Null Acht Neun:Besinnungslose Nachrichtenflut

627 WhatsApp-Botschaften und kein Scoop: Gerade an Feiertagen kann das Smartphone zu einem Folterinstrument werden

Kolumne von Rudolf Neumaier

Die für Erbauung, Erheiterung und Erhellung der Münchner Seele vorgesehene Kolumne NULLACHTNEUN muss ausnahmsweise ihren Zwecken entfremdet werden. Diesmal ist Ermahnung angesagt, und damit fügt sie sich ernsthaft zwischen der erzbischöflichen Weihnachtspredigt des Kardinal Marx und der landesväterlichen Neujahrsansprache aus der Staatskanzlei in den Reigen der zeitbedingten Appelle.

Diese Verlautbarung, gegeben in der Weihnachtsoktav zum Fest der Unschuldigen Kinder anno MMXIX, betrifft den zügellosen Gebrauch von Geräten, die für mündliche Telekommunikation stets wertvollste Dienste geleistet haben. Allerdings wird leider und gerade in diesen Tagen von ihrer Eigenschaft als Übermittlungsinstrument für schriftliche Botschaften immer häufiger Gebrauch gemacht. Versendet werden sinnlose Grüße, flaue Wünsche, leere Floskeln, was wiederum das Gewissen der Empfänger herausfordert, ebenfalls in dieser Richtung aktiv zu werden. Überzeugender wäre es jedoch, wenn alle Verfasser solcher Mitteilungen Rum-Stollen büken und sie ihren ach so lieben Adressaten schickten.
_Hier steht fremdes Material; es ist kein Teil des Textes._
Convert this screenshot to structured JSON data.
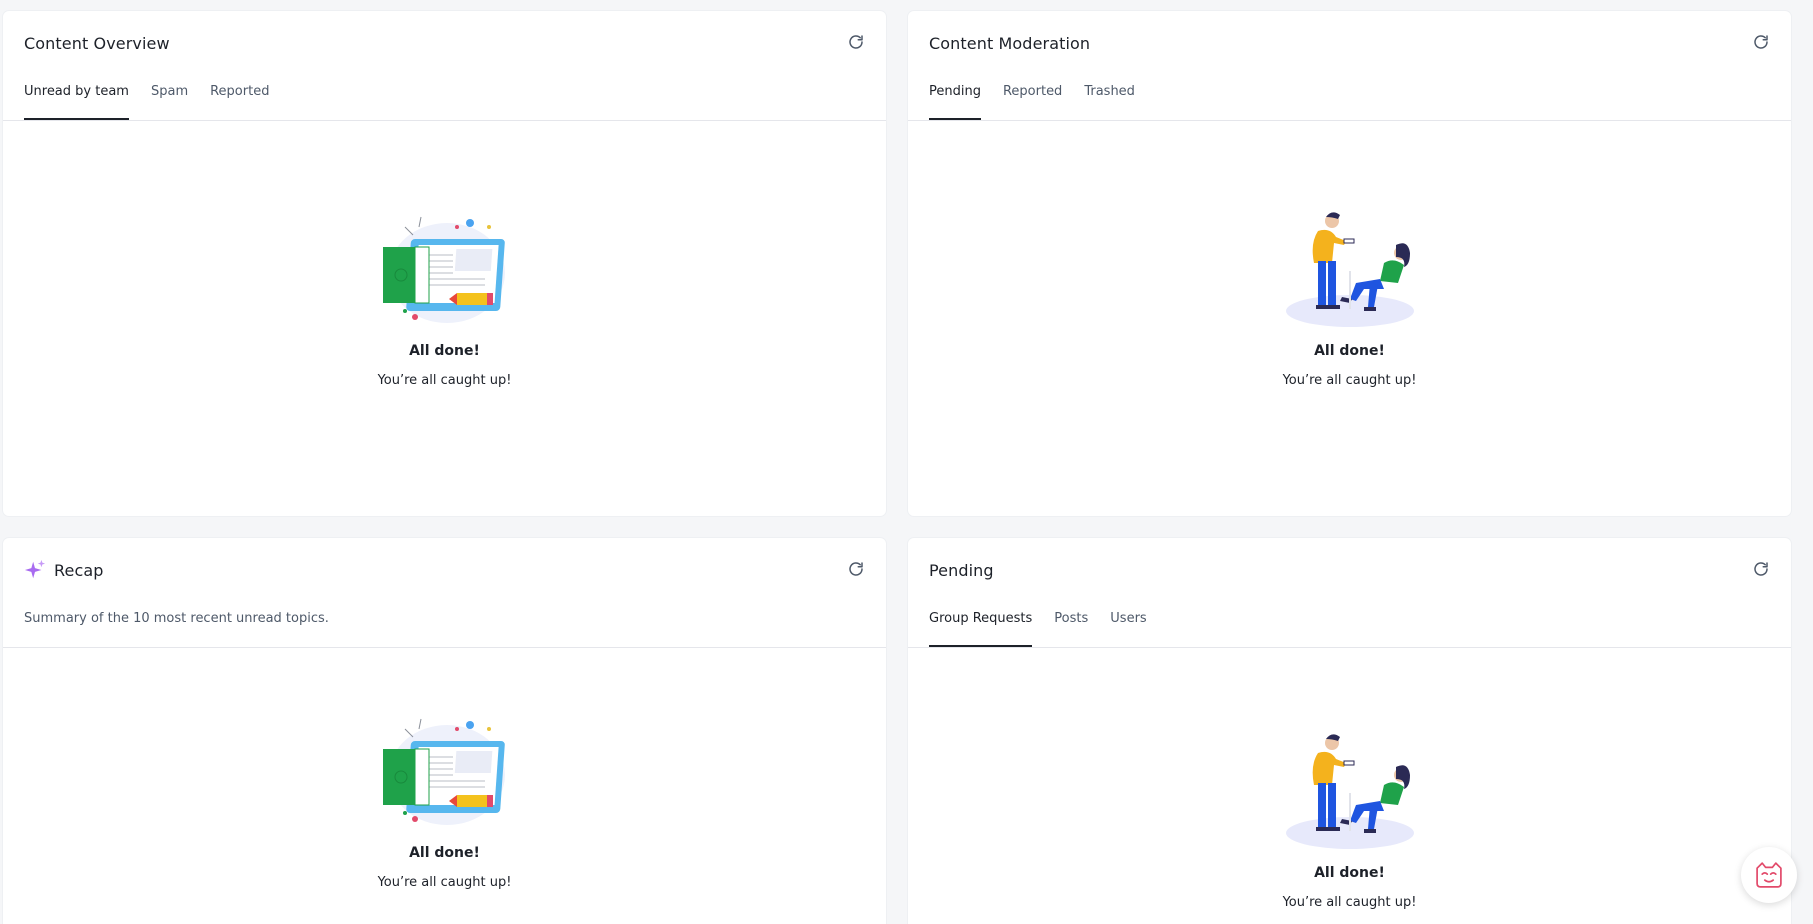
{
  "cards": {
    "content_overview": {
      "title": "Content Overview",
      "tabs": [
        "Unread by team",
        "Spam",
        "Reported"
      ],
      "active_tab": "Unread by team",
      "empty_title": "All done!",
      "empty_subtitle": "You’re all caught up!",
      "refresh_icon": "refresh-icon"
    },
    "content_moderation": {
      "title": "Content Moderation",
      "tabs": [
        "Pending",
        "Reported",
        "Trashed"
      ],
      "active_tab": "Pending",
      "empty_title": "All done!",
      "empty_subtitle": "You’re all caught up!",
      "refresh_icon": "refresh-icon"
    },
    "recap": {
      "title": "Recap",
      "subtitle": "Summary of the 10 most recent unread topics.",
      "empty_title": "All done!",
      "empty_subtitle": "You’re all caught up!",
      "title_icon": "sparkle-icon",
      "refresh_icon": "refresh-icon"
    },
    "pending": {
      "title": "Pending",
      "tabs": [
        "Group Requests",
        "Posts",
        "Users"
      ],
      "active_tab": "Group Requests",
      "empty_title": "All done!",
      "empty_subtitle": "You’re all caught up!",
      "refresh_icon": "refresh-icon"
    }
  },
  "chat_widget": {
    "icon": "cat-face-icon"
  },
  "colors": {
    "background": "#f5f6f8",
    "card": "#ffffff",
    "text_primary": "#1d2129",
    "text_secondary": "#4e5969",
    "divider": "#e5e6eb",
    "sparkle": "#a86bf0"
  }
}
Mit dem Postboten.

Zum Weihnachtsfest gingen auf dem Smartphone 627 WhatsApp-Nachrichten ein. Um es in Betrieb zu halten, musste ein Notstromaggregat herbeigeschafft werden. Die Hausstromleitung war überlastet. Weil jedes Mitglied der SZ-Redaktion alle Zuschriften, auch elektronische, auf ihren Enthüllungsgehalt hin zu prüfen hat, denn hinter jeder Grußbotschaft könnte sich eine neue Ibiza-Affäre verbergen, dauerte das Checken der Weihnachtsgrüße bis zum Andruck dieser Ausgabe. Wegen dieser Extrembelastung war es am Fest des Heiligen Stephan nicht möglich, Herrn Schinko aus der Nikolausstraße zu gratulieren. Es sei hier nachgeholt: Alles Gute zum Namenstag!
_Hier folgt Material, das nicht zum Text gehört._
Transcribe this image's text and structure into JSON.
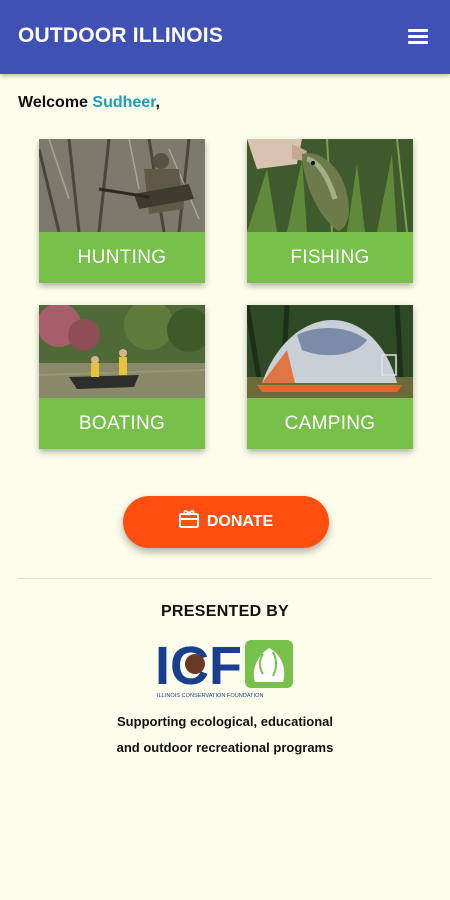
{
  "app": {
    "title": "OUTDOOR ILLINOIS",
    "menu_icon": "hamburger-menu-icon"
  },
  "welcome": {
    "prefix": "Welcome ",
    "user": "Sudheer",
    "suffix": ","
  },
  "tiles": [
    {
      "label": "HUNTING"
    },
    {
      "label": "FISHING"
    },
    {
      "label": "BOATING"
    },
    {
      "label": "CAMPING"
    }
  ],
  "donate": {
    "label": "DONATE",
    "icon": "gift-card-icon"
  },
  "footer": {
    "presented_by": "PRESENTED BY",
    "logo_text": "ICF",
    "logo_subtitle": "ILLINOIS CONSERVATION FOUNDATION",
    "tagline_line1": "Supporting ecological, educational",
    "tagline_line2": "and outdoor recreational programs"
  },
  "colors": {
    "appbar": "#3f51b5",
    "background": "#fdfdeb",
    "tile_green": "#77c04a",
    "donate_orange": "#ff4f0f",
    "username_teal": "#1aa0b5",
    "logo_blue": "#1b3f8f"
  }
}
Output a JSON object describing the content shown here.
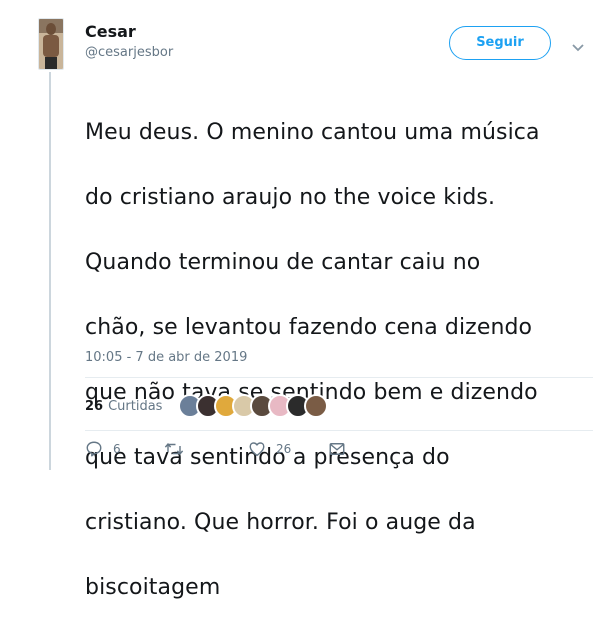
{
  "author": {
    "display_name": "Cesar",
    "handle": "@cesarjesbor"
  },
  "follow_button": {
    "label": "Seguir"
  },
  "tweet": {
    "text_lines": [
      "Meu deus. O menino cantou uma música",
      "do cristiano araujo no the voice kids.",
      "Quando terminou de cantar caiu no",
      "chão, se levantou fazendo cena dizendo",
      "que não tava se sentindo bem e dizendo",
      "que tava sentindo a presença do",
      "cristiano. Que horror. Foi o auge da",
      "biscoitagem"
    ],
    "timestamp": "10:05 - 7 de abr de 2019"
  },
  "likes": {
    "count": "26",
    "label": "Curtidas",
    "avatars": [
      {
        "icon": "avatar-icon",
        "color": "#6b7f99"
      },
      {
        "icon": "avatar-icon",
        "color": "#3b3030"
      },
      {
        "icon": "avatar-icon",
        "color": "#e0a93c"
      },
      {
        "icon": "avatar-icon",
        "color": "#d9c9a8"
      },
      {
        "icon": "avatar-icon",
        "color": "#5a4a3e"
      },
      {
        "icon": "avatar-icon",
        "color": "#e8b9c4"
      },
      {
        "icon": "avatar-icon",
        "color": "#2b2b2b"
      },
      {
        "icon": "avatar-icon",
        "color": "#7a5c45"
      }
    ]
  },
  "actions": {
    "reply_count": "6",
    "retweet_count": "",
    "like_count": "26"
  },
  "colors": {
    "accent": "#1da1f2",
    "text": "#14171a",
    "secondary": "#657786"
  }
}
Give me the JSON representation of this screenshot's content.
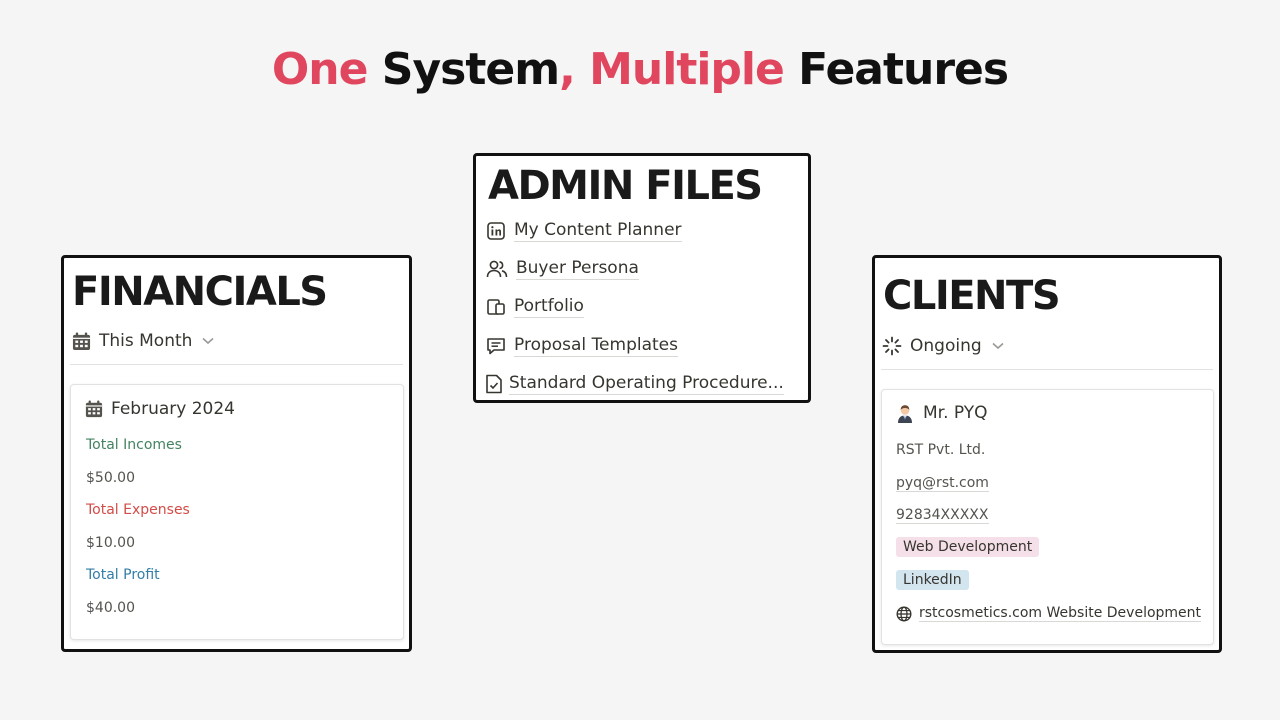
{
  "headline": {
    "part1": "One",
    "part2": " System",
    "part3": ", Multiple",
    "part4": " Features"
  },
  "colors": {
    "accent": "#e0475f",
    "income": "#448361",
    "expense": "#d44c47",
    "profit": "#337ea9",
    "tag_pink": "#f5e0e9",
    "tag_blue": "#d3e5ef"
  },
  "financials": {
    "title": "FINANCIALS",
    "view_label": "This Month",
    "view_icon": "calendar-icon",
    "entry": {
      "title": "February 2024",
      "total_incomes_label": "Total Incomes",
      "total_incomes_value": "$50.00",
      "total_expenses_label": "Total Expenses",
      "total_expenses_value": "$10.00",
      "total_profit_label": "Total Profit",
      "total_profit_value": "$40.00"
    }
  },
  "admin": {
    "title": "ADMIN FILES",
    "items": [
      {
        "label": "My Content Planner",
        "icon": "linkedin-icon"
      },
      {
        "label": "Buyer Persona",
        "icon": "users-icon"
      },
      {
        "label": "Portfolio",
        "icon": "portfolio-icon"
      },
      {
        "label": "Proposal Templates",
        "icon": "chat-bubble-icon"
      },
      {
        "label": "Standard Operating Procedure...",
        "icon": "document-check-icon"
      }
    ]
  },
  "clients": {
    "title": "CLIENTS",
    "view_label": "Ongoing",
    "view_icon": "loading-icon",
    "client": {
      "name": "Mr. PYQ",
      "company": "RST Pvt. Ltd.",
      "email": "pyq@rst.com",
      "phone": "92834XXXXX",
      "service_tag": "Web Development",
      "source_tag": "LinkedIn",
      "project": "rstcosmetics.com Website Development"
    }
  }
}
Das Auswerten der Nachrichten ergab unter journalistisch-investigativen Gesichtspunkten wenig. Mal beschränken sich solche Beiträge auf brauchbare Ratschläge wie "Sauf nicht so viel" und auf Adressen wie "Euch Süßen ein wundervolles Weihnachtfest" und "Geiles Xmas, alter Sack!", die mit stimmungsvollen, aber auch nahezu frivolen Fotos oder Zeichnungen illustriert sein konnten. Mal verfassen die Absender epische Gedichte oder schicken Videos von Hunden oder weihnachtlich geschmückten Säuglingen. Am besten hat es Erwin aus der Hochgernstraße gemeint. Er eröffnete die WhatsApp-Gruppe "Frohe Weihnachten", um etwa 180 Personen auf einmal ein frohes Fest zu wünschen. Jede von ihnen schrieb zurück. Erwin kennt interessante Leute - flugs hätte man als Junggeselle haufenweise Handynummern zum Anbandeln, inklusive Profilbild.
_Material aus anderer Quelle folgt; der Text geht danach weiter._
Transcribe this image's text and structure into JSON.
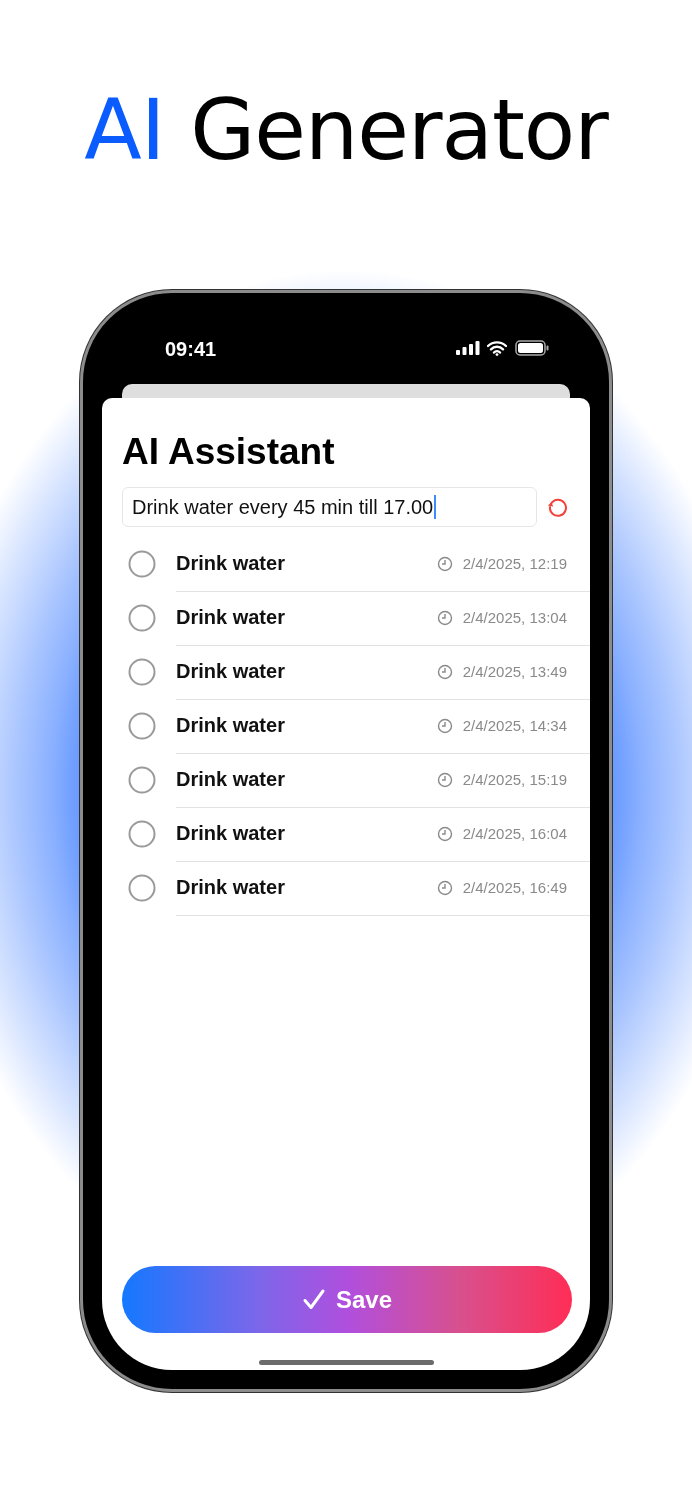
{
  "headline": {
    "accent": "AI",
    "text": "Generator"
  },
  "status_bar": {
    "time": "09:41"
  },
  "screen": {
    "title": "AI Assistant",
    "prompt": {
      "value": "Drink water every 45 min till 17.00",
      "focused": true
    },
    "tasks": [
      {
        "title": "Drink water",
        "time": "2/4/2025, 12:19",
        "checked": false
      },
      {
        "title": "Drink water",
        "time": "2/4/2025, 13:04",
        "checked": false
      },
      {
        "title": "Drink water",
        "time": "2/4/2025, 13:49",
        "checked": false
      },
      {
        "title": "Drink water",
        "time": "2/4/2025, 14:34",
        "checked": false
      },
      {
        "title": "Drink water",
        "time": "2/4/2025, 15:19",
        "checked": false
      },
      {
        "title": "Drink water",
        "time": "2/4/2025, 16:04",
        "checked": false
      },
      {
        "title": "Drink water",
        "time": "2/4/2025, 16:49",
        "checked": false
      }
    ],
    "save_button": "Save"
  }
}
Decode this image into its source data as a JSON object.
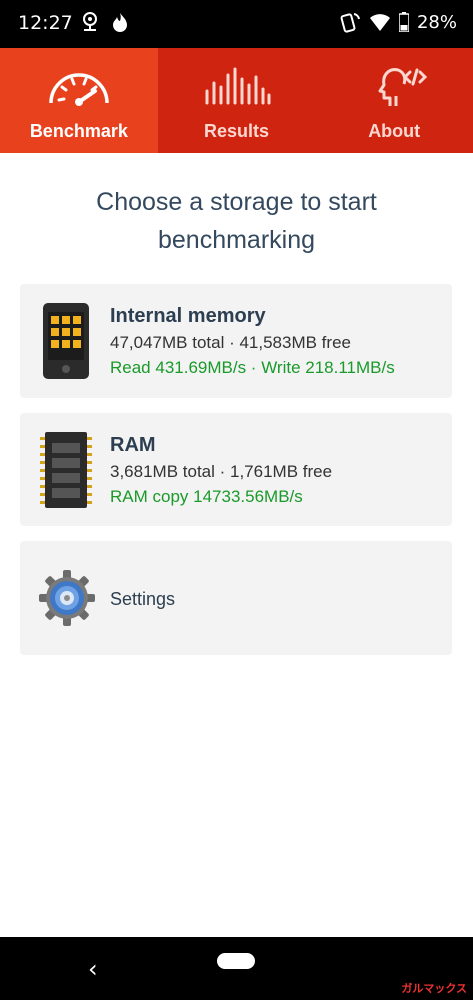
{
  "status": {
    "time": "12:27",
    "battery": "28%"
  },
  "tabs": [
    {
      "label": "Benchmark",
      "icon": "speedometer-icon",
      "active": true
    },
    {
      "label": "Results",
      "icon": "bar-chart-icon",
      "active": false
    },
    {
      "label": "About",
      "icon": "head-code-icon",
      "active": false
    }
  ],
  "heading": "Choose a storage to start benchmarking",
  "cards": {
    "internal": {
      "title": "Internal memory",
      "line": "47,047MB total · 41,583MB free",
      "speed": "Read 431.69MB/s · Write 218.11MB/s"
    },
    "ram": {
      "title": "RAM",
      "line": "3,681MB total · 1,761MB free",
      "speed": "RAM copy 14733.56MB/s"
    },
    "settings": {
      "label": "Settings"
    }
  },
  "nav": {
    "back": "‹"
  },
  "watermark": "ガルマックス",
  "colors": {
    "tab_bg": "#cf2410",
    "tab_active": "#e8411e",
    "green": "#1a9a2a"
  }
}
Ein Film mit betrunkenen Politikern aus Österreich war unter den 627 Grüßen nicht. Daher der dringende Aufruf an alle, die am Dienstag auf elektronischem Weg "Guten Rutsch" wünschen wollen: Schicken Sie lieber Stollen! Und wenn es WhatsApp-Nachrichten sein müssen, dann bitte nur solche mit Videos von Politikern, die unter Alkoholeinfluss Zukunftspläne schmieden. Es müssen nicht unbedingt Österreicher sein.